Obviously we're not a business, or engaged in the course/furtherance of a trade,
What we do is get the jerseys, equipment etc invoiced directly to the sponsor. This way they can claim back the vat.
The issue of a singular invoice wouldn't be persuasive evidence in an argument that we are trading or in the course or furtherance of a business.
Some (most?) business entities require invoices for their own internal accounting procedures/policies, the promise of a receipt after receipt of payment wouldn't wash with everyone/every organisation/their auditors.

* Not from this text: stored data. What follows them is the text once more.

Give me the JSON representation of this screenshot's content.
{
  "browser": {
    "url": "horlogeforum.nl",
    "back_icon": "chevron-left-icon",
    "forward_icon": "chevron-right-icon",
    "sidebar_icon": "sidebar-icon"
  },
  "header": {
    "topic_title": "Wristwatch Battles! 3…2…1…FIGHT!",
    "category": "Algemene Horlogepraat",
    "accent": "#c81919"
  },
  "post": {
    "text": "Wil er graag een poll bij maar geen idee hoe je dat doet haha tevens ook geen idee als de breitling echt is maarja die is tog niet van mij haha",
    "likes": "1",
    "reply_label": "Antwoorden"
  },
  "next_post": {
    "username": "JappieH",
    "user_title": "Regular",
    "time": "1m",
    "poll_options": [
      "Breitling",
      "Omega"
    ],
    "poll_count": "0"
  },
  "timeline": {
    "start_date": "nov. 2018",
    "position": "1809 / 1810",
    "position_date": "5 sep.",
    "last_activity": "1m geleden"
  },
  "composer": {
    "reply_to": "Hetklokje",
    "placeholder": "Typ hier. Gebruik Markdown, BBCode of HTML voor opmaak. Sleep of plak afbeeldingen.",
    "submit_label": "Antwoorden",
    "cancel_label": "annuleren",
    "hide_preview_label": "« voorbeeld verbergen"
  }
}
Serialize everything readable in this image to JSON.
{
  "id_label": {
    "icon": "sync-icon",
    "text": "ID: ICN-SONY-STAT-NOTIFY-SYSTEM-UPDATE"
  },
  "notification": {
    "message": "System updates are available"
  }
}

@T McGibney - am I correct in my understanding on this post/previous posts ?
@ T McGibney
If our Club were a VAT registered entity, and our sponsor Irish - we would issue a VAT invoice for Net 3,000 plus VAT. The sponsor would pay the 3,000 plus VAT and claim back the VAT.
But if the sponsor was foreign in this scenario, then the sponsor would self-account for VAT ?
And taking it a further step:- if we, the club, isn't VAT-registered and issues a normal invoice to that foreign sponsor - what happens here?
Invoicing them for a sponsorship/advertising service - their name on the jerseys.
(It just so happens that the amount we are charging for the sponsorship/advertising equates to the cost to the club of the jerseys.)
@ Mandlebrot
I hope you're correct.
In the UK, the Inland Revenue (Vat Notice 701/41), which is persuasive in an Irish context where the Irish revenue haven't provided guidance, demands that the recipient of sponsorship issue a VAT invoice where the sponsor is Vat-registered.
Most tax-accountants, I believe, in the absence of Irish guidance will follow UK guidance.